Sorry, I will not write an “essay” on this summer’s financial makret turmoil triggered by the sub-prime mortgage crisis in the US. But since it is relevant to this blog, here a few links to interesting articles published on the matter:
For German readers, an analysis from Die Zeit earlier this month, on the “maturity test” the global financial system is currently undergoing. It includes an interview with Barry Eichengreen, the big scholar specialising in the history of global financial integration. He warns that the crisis could spread further if the corporate sector starts being affected by the credit crisis that so far has “only” affected financial institutions.
Gillian Tett at the FT has an excellent piece today looking more into history:
“this decade’s burst of market innovation had rewritten the rules of finance. For as financiers have created products that distribute credit risk across the capital markets, this has altered the way the financial system works. That in turn, may have changed the way the credit cycle works – or so some optimists believed until very recently. However, this summer’s market swings are now blowing apart many of these cosy assumptions. (…)”

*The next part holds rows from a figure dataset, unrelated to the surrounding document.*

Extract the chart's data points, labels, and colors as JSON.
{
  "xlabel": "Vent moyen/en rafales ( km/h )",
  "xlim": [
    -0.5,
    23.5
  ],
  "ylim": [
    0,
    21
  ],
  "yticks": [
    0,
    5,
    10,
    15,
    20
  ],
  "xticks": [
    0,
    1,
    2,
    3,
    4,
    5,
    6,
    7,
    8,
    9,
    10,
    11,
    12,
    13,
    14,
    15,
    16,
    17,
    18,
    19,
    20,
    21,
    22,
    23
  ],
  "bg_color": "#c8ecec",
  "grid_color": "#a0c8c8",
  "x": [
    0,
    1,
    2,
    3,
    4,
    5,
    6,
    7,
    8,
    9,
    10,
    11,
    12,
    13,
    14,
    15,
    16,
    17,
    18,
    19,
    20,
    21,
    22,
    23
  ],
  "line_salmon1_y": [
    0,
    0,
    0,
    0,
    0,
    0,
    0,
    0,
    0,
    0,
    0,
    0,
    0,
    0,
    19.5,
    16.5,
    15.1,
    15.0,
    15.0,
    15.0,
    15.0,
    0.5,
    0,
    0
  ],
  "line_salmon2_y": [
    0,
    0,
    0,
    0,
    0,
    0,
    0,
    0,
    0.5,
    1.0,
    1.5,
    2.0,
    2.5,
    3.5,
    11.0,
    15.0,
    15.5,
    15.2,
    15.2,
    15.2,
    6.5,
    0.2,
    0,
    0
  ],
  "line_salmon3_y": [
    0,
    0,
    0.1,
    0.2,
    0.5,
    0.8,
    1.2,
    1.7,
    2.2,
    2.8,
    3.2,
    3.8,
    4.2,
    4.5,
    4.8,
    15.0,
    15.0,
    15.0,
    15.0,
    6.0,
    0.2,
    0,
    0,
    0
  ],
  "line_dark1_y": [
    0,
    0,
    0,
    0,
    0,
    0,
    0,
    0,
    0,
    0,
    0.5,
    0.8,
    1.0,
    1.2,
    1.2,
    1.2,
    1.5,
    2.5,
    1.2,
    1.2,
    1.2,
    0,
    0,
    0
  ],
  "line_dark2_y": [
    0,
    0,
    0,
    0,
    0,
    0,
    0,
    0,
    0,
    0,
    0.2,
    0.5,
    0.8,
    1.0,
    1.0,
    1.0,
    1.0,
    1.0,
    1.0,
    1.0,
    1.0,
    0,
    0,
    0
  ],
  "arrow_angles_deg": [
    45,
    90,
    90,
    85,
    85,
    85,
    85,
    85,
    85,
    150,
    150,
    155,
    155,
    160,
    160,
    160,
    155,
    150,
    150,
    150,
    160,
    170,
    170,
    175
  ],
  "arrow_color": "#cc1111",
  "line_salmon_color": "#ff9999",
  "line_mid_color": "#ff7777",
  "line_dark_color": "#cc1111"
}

(…) Though financial markets have only existed for a few centuries, they have already delivered a truly dazzling array of storms. Lehman Brothers, for example, reckons that the first financial crash in the Western world can be dated back to 1622, when the Holy Roman Empire debased its coins, triggering the equivalent of a modern banking panic.
That was followed by the 1637 tulip boom-and-bust in Holland and the 1720 South Sea bubble – an event that spawned the first literary analysis of crashes.
Eight more crashes then occurred in the 18th century, culminating in the Hamburg commodities bubble of 1799. Then in the 18th century, the pace of financial disaster speeded up, with 18 financial storms erupting in Europe, and increasingly in the US too.
These included bank crises that hit the US in 1819, 1837, 1847, 1857, 1873, 1884, 1890 and 1896, several of which were linked to booms and bust in the commodities sphere, or railroad sector.
However, these events contributed to regular bank runs in Europe too, and a financial crisis even struck Australia in 1893.
It was the 20th century, however, which produced the most dazzling array of financial turbulence, with 33 market storms, according to Lehman Brothers. The best known of these are the stock market crashes of 1929 and 1987; however, the Japanese bank turmoil of the 1990s also caused deep economic distress, as did the savings and loan crisis in America in the 1980s – and the bank run of 1907.
Meanwhile, another, lesser-known period which some analysts think carries lessons for banks today was a stock market crash in London in 1974, which was accompanied by a banking crunch.
By the standard of many of these market storms, the recent turmoil still looks pretty modest. Indeed, it is arguable that the only reason the price swings have generated so much shock among investors is that markets have been unusually quiet during most of this decade.
Nevertheless, the one factor that does make this summer’s events different from previous cycles is the degree to which the events have played out in the capital markets, rather than the banking world. That is largely because credit risk has been distributed to a much wider pool of investors than before.